EXPATRIATION & LABOR RELATIONS
DIRECTION & DEVELOPMENT
Responsibility is both delegated by management and received with
open arms by management. While some direction is sought after, management
in the United States enjoys the opportunity to solve delegated problems.
FOREIGN INVESTMENT CLIMATE
With few exceptions the U.S. government places no real restrictions
on foreign investment. These exceptions would include investments
that can jeopardize national security. Some states however, limit
the ownership of real estate by foreign investors.
ROLE OF WOMEN
There are more opportunities for women in management in the United
States than in most other countries. Typically if there are more
opportunities for women within their own country, then there are more opportunities
for them as expatriates.
Expatriate selection is a complex process and requires many things
to be determined before an individual is sent into the workforce.
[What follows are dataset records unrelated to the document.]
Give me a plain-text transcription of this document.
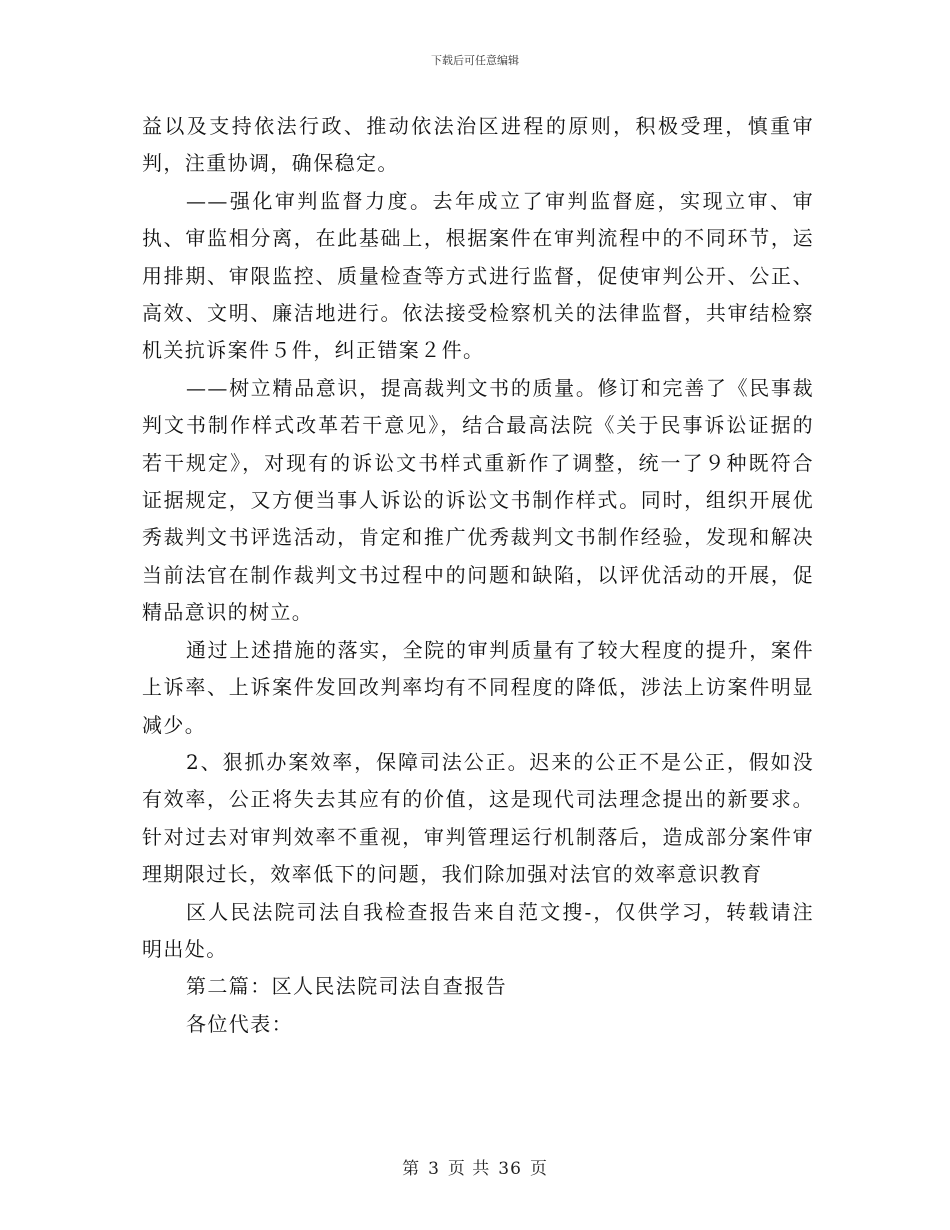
下载后可任意编辑

益以及支持依法行政、推动依法治区进程的原则，积极受理，慎重审判，注重协调，确保稳定。

——强化审判监督力度。去年成立了审判监督庭，实现立审、审执、审监相分离，在此基础上，根据案件在审判流程中的不同环节，运用排期、审限监控、质量检查等方式进行监督，促使审判公开、公正、高效、文明、廉洁地进行。依法接受检察机关的法律监督，共审结检察机关抗诉案件５件，纠正错案２件。

——树立精品意识，提高裁判文书的质量。修订和完善了《民事裁判文书制作样式改革若干意见》，结合最高法院《关于民事诉讼证据的若干规定》，对现有的诉讼文书样式重新作了调整，统一了９种既符合证据规定，又方便当事人诉讼的诉讼文书制作样式。同时，组织开展优秀裁判文书评选活动，肯定和推广优秀裁判文书制作经验，发现和解决当前法官在制作裁判文书过程中的问题和缺陷，以评优活动的开展，促精品意识的树立。

通过上述措施的落实，全院的审判质量有了较大程度的提升，案件上诉率、上诉案件发回改判率均有不同程度的降低，涉法上访案件明显减少。

2、狠抓办案效率，保障司法公正。迟来的公正不是公正，假如没有效率，公正将失去其应有的价值，这是现代司法理念提出的新要求。针对过去对审判效率不重视，审判管理运行机制落后，造成部分案件审理期限过长，效率低下的问题，我们除加强对法官的效率意识教育

区人民法院司法自我检查报告来自范文搜-，仅供学习，转载请注明出处。

第二篇：区人民法院司法自查报告

各位代表：

第 3 页 共 36 页
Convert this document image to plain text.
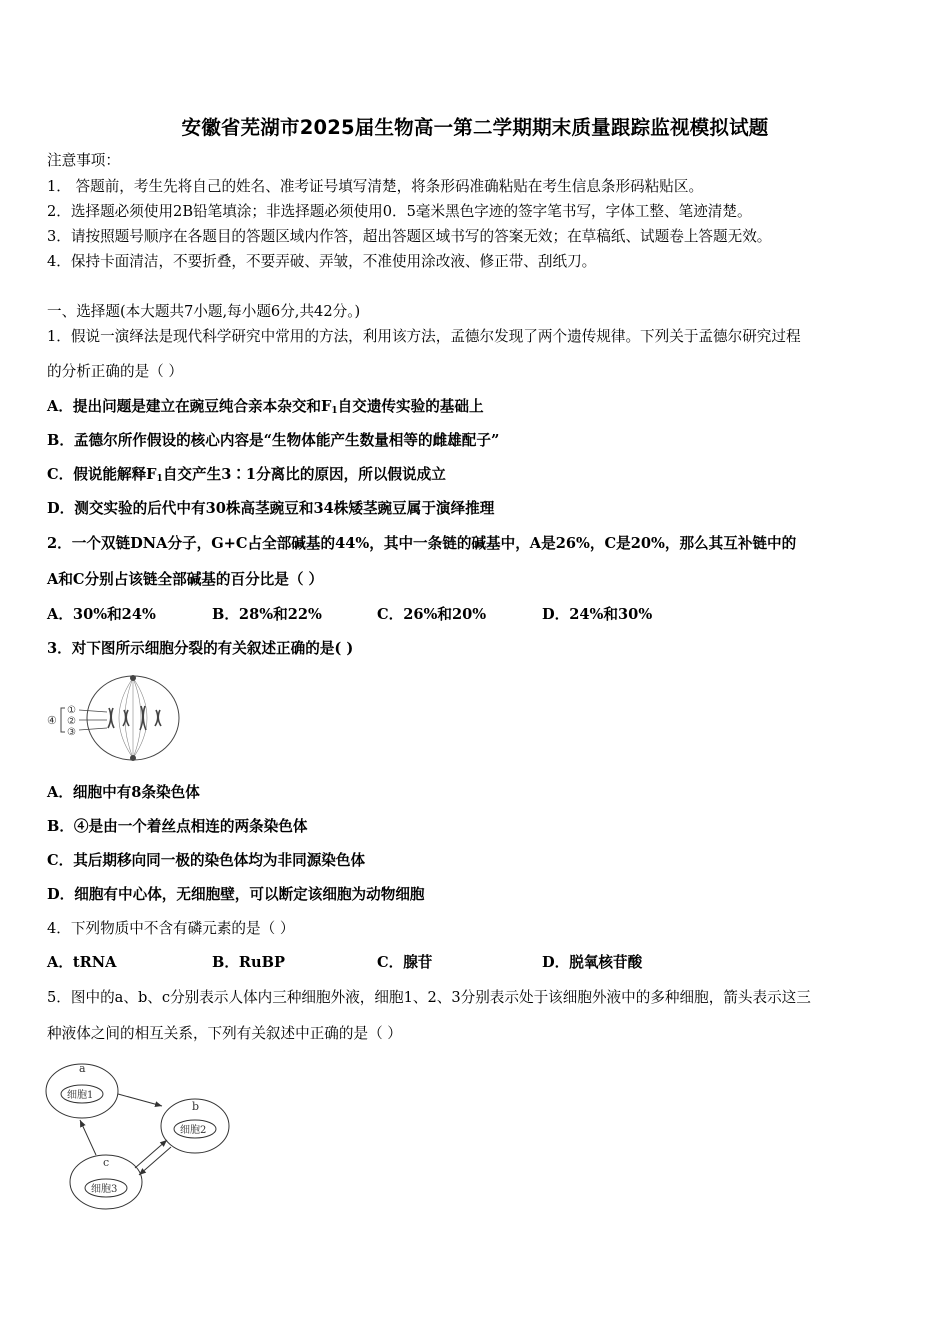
安徽省芜湖市2025届生物高一第二学期期末质量跟踪监视模拟试题
注意事项：
1． 答题前，考生先将自己的姓名、准考证号填写清楚，将条形码准确粘贴在考生信息条形码粘贴区。
2．选择题必须使用2B铅笔填涂；非选择题必须使用0．5毫米黑色字迹的签字笔书写，字体工整、笔迹清楚。
3．请按照题号顺序在各题目的答题区域内作答，超出答题区域书写的答案无效；在草稿纸、试题卷上答题无效。
4．保持卡面清洁，不要折叠，不要弄破、弄皱，不准使用涂改液、修正带、刮纸刀。
一、选择题(本大题共7小题,每小题6分,共42分。)
1．假说一演绎法是现代科学研究中常用的方法，利用该方法，孟德尔发现了两个遗传规律。下列关于孟德尔研究过程
的分析正确的是（ ）
A．提出问题是建立在豌豆纯合亲本杂交和$F_1$自交遗传实验的基础上
B．孟德尔所作假设的核心内容是“生物体能产生数量相等的雌雄配子”
C．假说能解释$F_1$自交产生3∶1分离比的原因，所以假说成立
D．测交实验的后代中有30株高茎豌豆和34株矮茎豌豆属于演绎推理
2．一个双链DNA分子，G+C占全部碱基的44%，其中一条链的碱基中，A是26%，C是20%，那么其互补链中的
A和C分别占该链全部碱基的百分比是（ ）
A．30%和24%	B．28%和22%	C．26%和20%	D．24%和30%
3．对下图所示细胞分裂的有关叙述正确的是( )
④
①
②
③
A．细胞中有8条染色体
B．④是由一个着丝点相连的两条染色体
C．其后期移向同一极的染色体均为非同源染色体
D．细胞有中心体，无细胞壁，可以断定该细胞为动物细胞
4．下列物质中不含有磷元素的是（ ）
A．tRNA	B．RuBP	C．腺苷	D．脱氧核苷酸
5．图中的a、b、c分别表示人体内三种细胞外液，细胞1、2、3分别表示处于该细胞外液中的多种细胞，箭头表示这三
种液体之间的相互关系，下列有关叙述中正确的是（ ）
a
细胞1
b
细胞2
c
细胞3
For instance how does that culture react to women in the workplace, how
are foreigners treated, and what type of relationship exists between the
management and the labor force (whether unionized or not.)
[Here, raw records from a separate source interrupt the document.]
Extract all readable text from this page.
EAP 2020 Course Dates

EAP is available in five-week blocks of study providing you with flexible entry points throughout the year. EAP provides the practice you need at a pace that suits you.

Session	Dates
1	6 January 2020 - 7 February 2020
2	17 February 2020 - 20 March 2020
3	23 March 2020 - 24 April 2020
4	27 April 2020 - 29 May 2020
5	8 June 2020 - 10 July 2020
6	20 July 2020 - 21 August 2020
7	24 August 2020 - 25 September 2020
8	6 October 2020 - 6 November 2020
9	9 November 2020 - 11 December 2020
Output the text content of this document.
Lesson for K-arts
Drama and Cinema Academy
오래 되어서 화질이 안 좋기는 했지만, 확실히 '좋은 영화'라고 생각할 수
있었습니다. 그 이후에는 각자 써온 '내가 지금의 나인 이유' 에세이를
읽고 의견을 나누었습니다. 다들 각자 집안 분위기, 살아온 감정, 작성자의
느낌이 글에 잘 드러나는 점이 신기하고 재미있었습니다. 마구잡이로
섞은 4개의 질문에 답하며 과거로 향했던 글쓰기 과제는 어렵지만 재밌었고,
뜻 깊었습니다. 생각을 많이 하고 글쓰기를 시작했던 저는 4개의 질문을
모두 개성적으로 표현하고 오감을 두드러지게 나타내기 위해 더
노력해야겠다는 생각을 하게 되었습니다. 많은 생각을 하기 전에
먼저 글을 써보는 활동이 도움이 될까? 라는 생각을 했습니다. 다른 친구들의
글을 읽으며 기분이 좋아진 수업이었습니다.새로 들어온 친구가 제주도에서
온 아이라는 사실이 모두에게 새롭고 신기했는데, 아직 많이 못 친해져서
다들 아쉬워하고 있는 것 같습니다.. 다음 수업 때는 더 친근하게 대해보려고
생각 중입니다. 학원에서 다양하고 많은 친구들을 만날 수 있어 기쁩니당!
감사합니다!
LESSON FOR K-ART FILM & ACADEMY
In the United States, women are accepted in the workforce more than in
most other cultures, foreigners are typically accepted, and unionized labor
is not that prevalent and is declining.
Typically family members are not hired as this is frowned upon.
Jobs are typically given according to experience and skill and advancement
is based on performance. Within a limited number of industries that
are union based, advancement and job security are based on seniority.
TRAINING & DEVELOPMENT
Instruction is both structured and precise. American workers
want to know what is expected of them but not necessarily how it should
be done. U.S. society expects to be offered the opportunity to develop
through training in order to achieve advancement within a company.
In the U.S. approximately 11 percent to 20 percent of the labor
force is unionized. In America, members of a union are represented
by a business agent. The business agent is able to negotiate on behalf
of the union members which gives the agent the collective bargaining power
of all of the members rather than each individual worker negotiating his
or her own terms.
Deresky, Helen. International Management: Managing Across Borders.Third
Edition.Prentice Hall.2000. p384, 390-392,.